Dazu kommt die Pandemie-Müdigkeit in weiten Teilen der Gesellschaft. Nach zwei Jahren schriller Corona-Warnungen haben viele, zu viele Bundesbürgerinnen und Bundesbürger keine Lust mehr auf die immergleichen Hinweise – so richtig und zutreffend sie nach wie vor sein mögen. Die Sehnsucht nach der alten Normalität ist groß – auch bei denjenigen, die wohl in der Mehrheit sind und sinnvollen Infektionsschutz weiterhin mittragen.
Karl Lauterbach wird weiterhin versuchen, das aus seiner Sicht Entscheidende in der Öffentlichkeit zu platzieren. Dazu gehört die stets wiederholte Erinnerung daran, dass Impfungen vor schweren und tödlichen Covid-19-Verläufen nachweislich schützen. 
Übereinstimmend fürs Impfen
In dieser Einschätzung ist Lauterbach am Freitag von Andreas Gassen, Chef der Kassenärztlichen Bundesvereinigung (KBV) unmissverständlich unterstützt worden. Es ist derselbe Gassen, den Corona-Skeptiker gerne als Kronzeugen nutzen, weil er in den zwei zurückliegenden Pandemiejahren als kritischer Geist bei der Bewertung des politischen Umgangs mit der Pandemie aufgefallen ist.

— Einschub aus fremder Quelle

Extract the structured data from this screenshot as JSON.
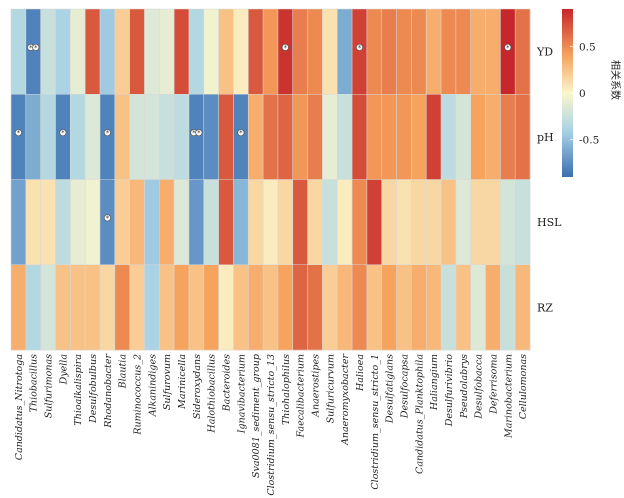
{
  "chart_data": {
    "type": "heatmap",
    "colorbar_title": "相关系数",
    "colorbar_ticks": [
      {
        "value": 0.5,
        "label": "0.5"
      },
      {
        "value": 0.0,
        "label": "0"
      },
      {
        "value": -0.5,
        "label": "-0.5"
      }
    ],
    "value_range": [
      -0.9,
      0.9
    ],
    "rows": [
      "YD",
      "pH",
      "HSL",
      "RZ"
    ],
    "columns": [
      "Candidatus_Nitrotoga",
      "Thiobacillus",
      "Sulfurimonas",
      "Dyella",
      "Thioalkalispira",
      "Desulfobulbus",
      "Rhodanobacter",
      "Blautia",
      "Ruminococcus_2",
      "Alkanindiges",
      "Sulfurovum",
      "Marinicella",
      "Sideroxydans",
      "Halothiobacillus",
      "Bacteroides",
      "Ignavibacterium",
      "Sva0081_sediment_group",
      "Clostridium_sensu_stricto_13",
      "Thiohalophilus",
      "Faecalibacterium",
      "Anaerostipes",
      "Sulfuricurvum",
      "Anaeromyxobacter",
      "Halioea",
      "Clostridium_sensu_stricto_1",
      "Desulfatiglans",
      "Desulfocapsa",
      "Candidatus_Planktophila",
      "Haliangium",
      "Desulfurivibrio",
      "Pseudolabrys",
      "Desulfobacca",
      "Deferrisoma",
      "Marinobacterium",
      "Cellulomonas"
    ],
    "values": [
      [
        -0.35,
        -0.8,
        -0.25,
        -0.4,
        -0.1,
        0.7,
        -0.45,
        0.2,
        0.7,
        -0.15,
        -0.1,
        0.75,
        -0.35,
        -0.05,
        0.25,
        0.05,
        0.7,
        0.45,
        0.85,
        0.55,
        0.5,
        0.1,
        -0.6,
        0.8,
        0.5,
        0.55,
        0.5,
        0.5,
        0.35,
        0.5,
        0.5,
        0.35,
        0.35,
        0.9,
        0.6
      ],
      [
        -0.8,
        -0.6,
        -0.35,
        -0.8,
        -0.35,
        -0.15,
        -0.8,
        0.25,
        -0.2,
        -0.2,
        -0.25,
        -0.3,
        -0.8,
        -0.75,
        0.7,
        -0.8,
        0.35,
        0.6,
        0.65,
        0.45,
        0.55,
        -0.1,
        -0.25,
        0.75,
        0.45,
        0.45,
        0.45,
        0.4,
        0.8,
        -0.3,
        -0.2,
        0.4,
        0.35,
        0.55,
        0.6
      ],
      [
        -0.65,
        0.1,
        0.1,
        -0.3,
        -0.1,
        -0.05,
        -0.75,
        0.2,
        0.3,
        -0.45,
        0.35,
        -0.15,
        -0.7,
        -0.25,
        0.7,
        -0.55,
        0.15,
        0.05,
        0.15,
        0.7,
        0.15,
        -0.25,
        0.05,
        0.5,
        0.8,
        0.15,
        0.1,
        0.15,
        0.15,
        0.25,
        -0.15,
        0.15,
        0.15,
        -0.2,
        -0.25
      ],
      [
        0.35,
        -0.35,
        -0.2,
        0.25,
        0.25,
        0.25,
        0.15,
        0.5,
        0.2,
        -0.4,
        0.25,
        0.4,
        0.25,
        0.4,
        0.05,
        0.25,
        0.35,
        0.25,
        0.4,
        0.65,
        0.6,
        0.2,
        0.3,
        0.5,
        0.25,
        0.4,
        0.25,
        0.35,
        0.3,
        -0.25,
        0.25,
        -0.15,
        0.35,
        -0.25,
        0.3
      ]
    ],
    "significance": [
      {
        "row": "YD",
        "column": "Thiobacillus",
        "marker": "**"
      },
      {
        "row": "YD",
        "column": "Thiohalophilus",
        "marker": "*"
      },
      {
        "row": "YD",
        "column": "Halioea",
        "marker": "*"
      },
      {
        "row": "YD",
        "column": "Marinobacterium",
        "marker": "*"
      },
      {
        "row": "pH",
        "column": "Candidatus_Nitrotoga",
        "marker": "*"
      },
      {
        "row": "pH",
        "column": "Dyella",
        "marker": "*"
      },
      {
        "row": "pH",
        "column": "Rhodanobacter",
        "marker": "*"
      },
      {
        "row": "pH",
        "column": "Sideroxydans",
        "marker": "**"
      },
      {
        "row": "pH",
        "column": "Ignavibacterium",
        "marker": "*"
      },
      {
        "row": "HSL",
        "column": "Rhodanobacter",
        "marker": "*"
      }
    ],
    "colors": {
      "low": "#3a6fb0",
      "mid_low": "#a9d3e6",
      "mid": "#fbf6cc",
      "mid_high": "#f6a25c",
      "high": "#c6272a",
      "grid": "#d8d8d8"
    }
  }
}
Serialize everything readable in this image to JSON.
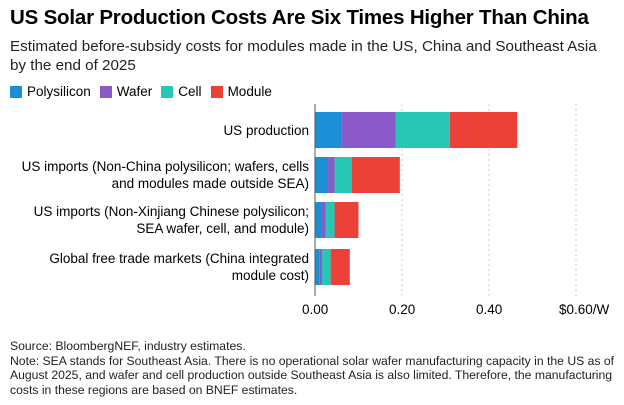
{
  "title": "US Solar Production Costs Are Six Times Higher Than China",
  "subtitle": "Estimated before-subsidy costs for modules made in the US, China and Southeast Asia by the end of 2025",
  "colors": {
    "Polysilicon": "#1a8fd6",
    "Wafer": "#8a5ac8",
    "Cell": "#27c7b4",
    "Module": "#ec4139",
    "gridline": "#cccccc"
  },
  "chart_data": {
    "type": "bar",
    "orientation": "horizontal",
    "stacked": true,
    "title": "US Solar Production Costs Are Six Times Higher Than China",
    "xlabel": "",
    "ylabel": "",
    "xlim": [
      0,
      0.6
    ],
    "ticks": [
      0,
      0.2,
      0.4,
      0.6
    ],
    "tick_labels": [
      "0.00",
      "0.20",
      "0.40",
      "$0.60/W"
    ],
    "categories": [
      "US production",
      "US imports (Non-China polysilicon; wafers, cells and modules made outside SEA)",
      "US imports (Non-Xinjiang Chinese polysilicon; SEA wafer, cell, and module)",
      "Global free trade markets (China integrated module cost)"
    ],
    "series": [
      {
        "name": "Polysilicon",
        "values": [
          0.06,
          0.03,
          0.015,
          0.01
        ]
      },
      {
        "name": "Wafer",
        "values": [
          0.125,
          0.015,
          0.01,
          0.006
        ]
      },
      {
        "name": "Cell",
        "values": [
          0.125,
          0.04,
          0.02,
          0.02
        ]
      },
      {
        "name": "Module",
        "values": [
          0.155,
          0.11,
          0.055,
          0.044
        ]
      }
    ],
    "legend_position": "top-left"
  },
  "footnote": {
    "source": "Source: BloombergNEF, industry estimates.",
    "note": "Note: SEA stands for Southeast Asia. There is no operational solar wafer manufacturing capacity in the US as of August 2025, and wafer and cell production outside Southeast Asia is also limited. Therefore, the manufacturing costs in these regions are based on BNEF estimates."
  }
}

Deshalb lohnt es sich festzuhalten, dass beim Impfen Lauterbach und Gassen hundertprozentig übereinstimmen.
Keine Überraschung
Wirklich überraschend ist das allerdings nicht, wenn man die Einschätzung in medizinischer Praxis und Wissenschaft unvoreingenommen wahrnimmt: Auch Klinik-Praktiker wie der Aschaffenburger Chefarzt für Intensivmedizin York Zausig nennen neben dem hohen Alter und schweren Vorerkrankungen als einen der wichtigsten Risikofaktoren für einen heftigen Covid-19-Verlauf den Impf-Status. Für ihn steht fest, wie er im aktuellen Main-Echo-Corona-Podcast sagt: Wer nicht geimpft ist, geht ein hohes persönliches Risiko ein.
Bei aller berechtigten Kritik an manchem inhaltlichen Fehltritt und am teils chaotischen Kommunikationsstil: Karl Lauterbach verfügt über die Ausdauer und die nötige Schmerzfreiheit, um für seine Überzeugungen selbst im heftigsten Gegenwind einzustehen. Das sind Eigenschaften, die unser Land in der Gesundheitspolitik in diesem dritten Jahr der Covid-19-Pandemie gut brauchen kann. Denn für die tatsächlichen Experten in Wissenschaft und in den Krankenhäusern ist klar: Lauterbach hat Recht, die Pandemie ist nicht vorbei. Und es werden dicke Bretter zu bohren sein, damit wir im Herbst 2022 nicht wieder komplett unvorbereitet dastehen werden.